For decades, banks like JP Morgan, Goldman Sachs, BBVA, and Citibank have had absolute control over the global financial system. After all, banks were the only way both individuals and banks could process transactions internationally. But in the last years, we have seen a very fast growth of new startups in the fintech sector and the surge of cryptocurrencies. This is clearly re-shaping the way in which we know the financial world.
Earlier, JP Morgan had released a special report exploring the key considerations for central banks in adopting cryptocurrency. As per the report, due to the anonymity of cryptocurrency transactions and the increased volatility around technology and regulation, cryptocurrencies, in their current state, generally do not function as money under economists’ definition of money, which is: (i) a unit of account, (ii) a medium of exchange, or (iii) a store of value.
The fundamental problem seems to be the limited supply of cryptocurrencies because of which the value of cryptocurrencies tends to fluctuate massively. Hence, existing cryptocurrencies are unlikely to compete with established conventional currencies.
When asked about the situation, Casquero commented:“From the ‘-tech’ suffix I witnessed how fintechs, unexpected technology competitors with financial flavor, started to unbundle the banks.
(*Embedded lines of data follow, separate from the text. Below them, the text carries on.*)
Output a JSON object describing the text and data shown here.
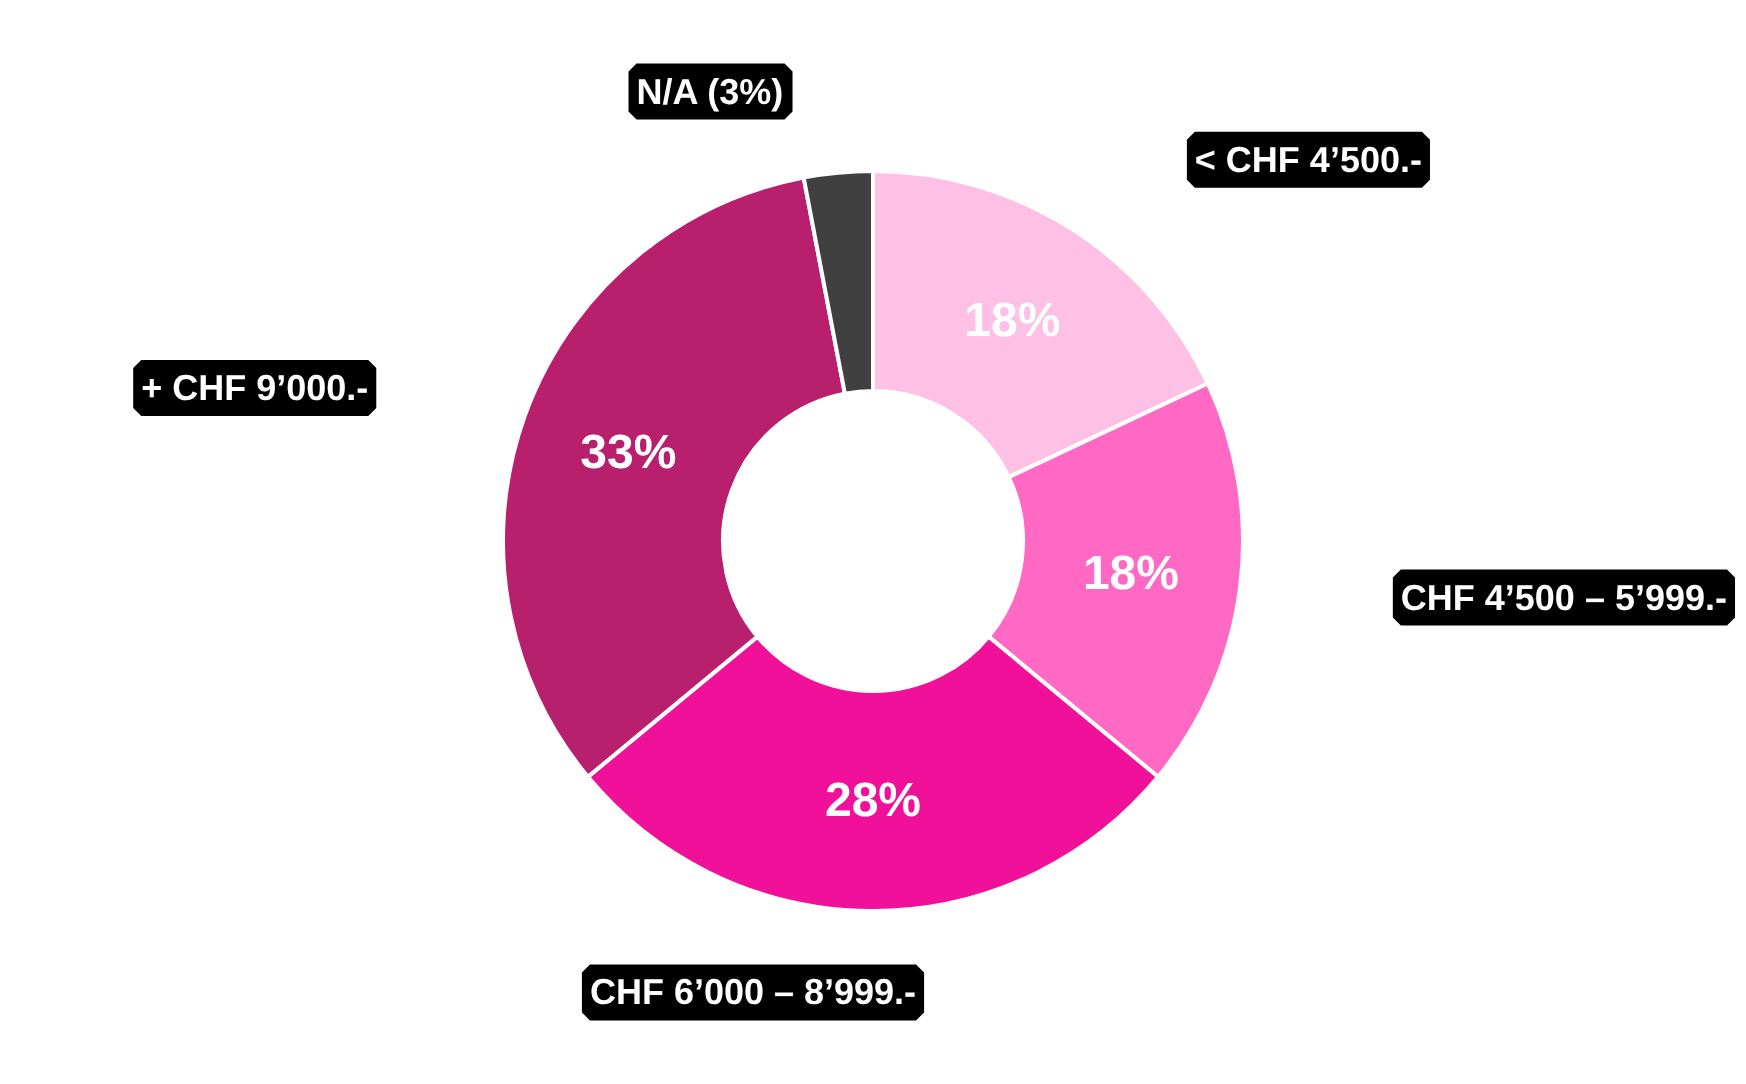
{
  "chart_data": {
    "type": "donut",
    "categories": [
      "< CHF 4’500.-",
      "CHF 4’500 – 5’999.-",
      "CHF 6’000 – 8’999.-",
      "+ CHF 9’000.-",
      "N/A (3%)"
    ],
    "values": [
      18,
      18,
      28,
      33,
      3
    ],
    "colors": [
      "#ffc0e6",
      "#ff69c3",
      "#f0109a",
      "#b8206e",
      "#404040"
    ],
    "value_labels": [
      "18%",
      "18%",
      "28%",
      "33%",
      null
    ]
  }
}
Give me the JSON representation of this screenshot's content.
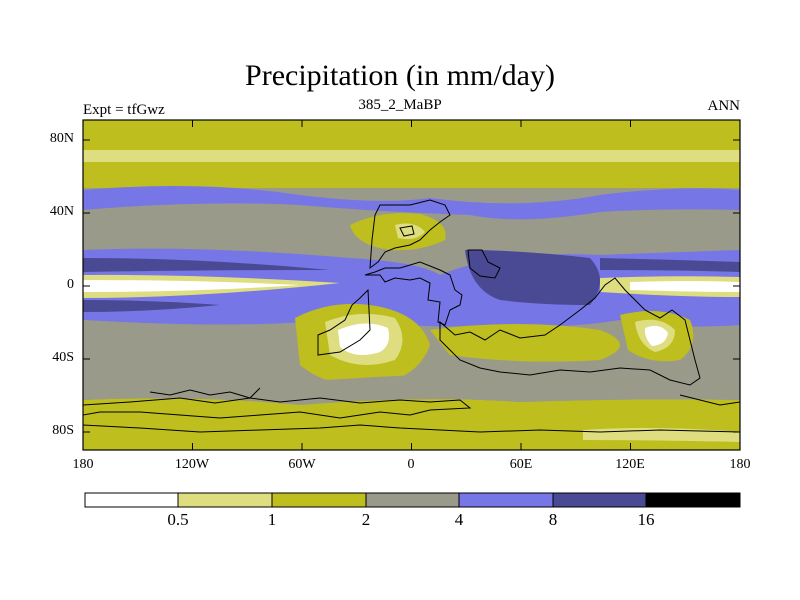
{
  "title": "Precipitation (in mm/day)",
  "left_label": "Expt = tfGwz",
  "center_label": "385_2_MaBP",
  "right_label": "ANN",
  "y_ticks": [
    "80N",
    "40N",
    "0",
    "40S",
    "80S"
  ],
  "x_ticks": [
    "180",
    "120W",
    "60W",
    "0",
    "60E",
    "120E",
    "180"
  ],
  "colorbar": {
    "labels": [
      "0.5",
      "1",
      "2",
      "4",
      "8",
      "16"
    ],
    "colors": [
      "#ffffff",
      "#dede80",
      "#bebe1e",
      "#9a9a8a",
      "#7676e6",
      "#4a4a94",
      "#000000"
    ]
  },
  "map_colors": {
    "white": "#ffffff",
    "light_yellow": "#dede80",
    "olive": "#bebe1e",
    "gray": "#9a9a8a",
    "blue": "#7676e6",
    "navy": "#4a4a94"
  }
}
Banks were doing a lot of things at a single given time and they found themselves competing with small, fast and flexible companies which were optimized in terms of flow, resources, business models and technology and are tailored towards very specific products.”
Casquero stated that crypto has rendered the presence of banks useless with its ability to create consensus-based currencies that do not require central banks, authorities, and governments, echoing the stance of former Goldman Sachs CEO Lloyd Blankfein, who previously emphasized that if governments have the power to issue centralized currencies, consensus currencies such as bitcoin have a chance to survive in a rapidly changing financial industry.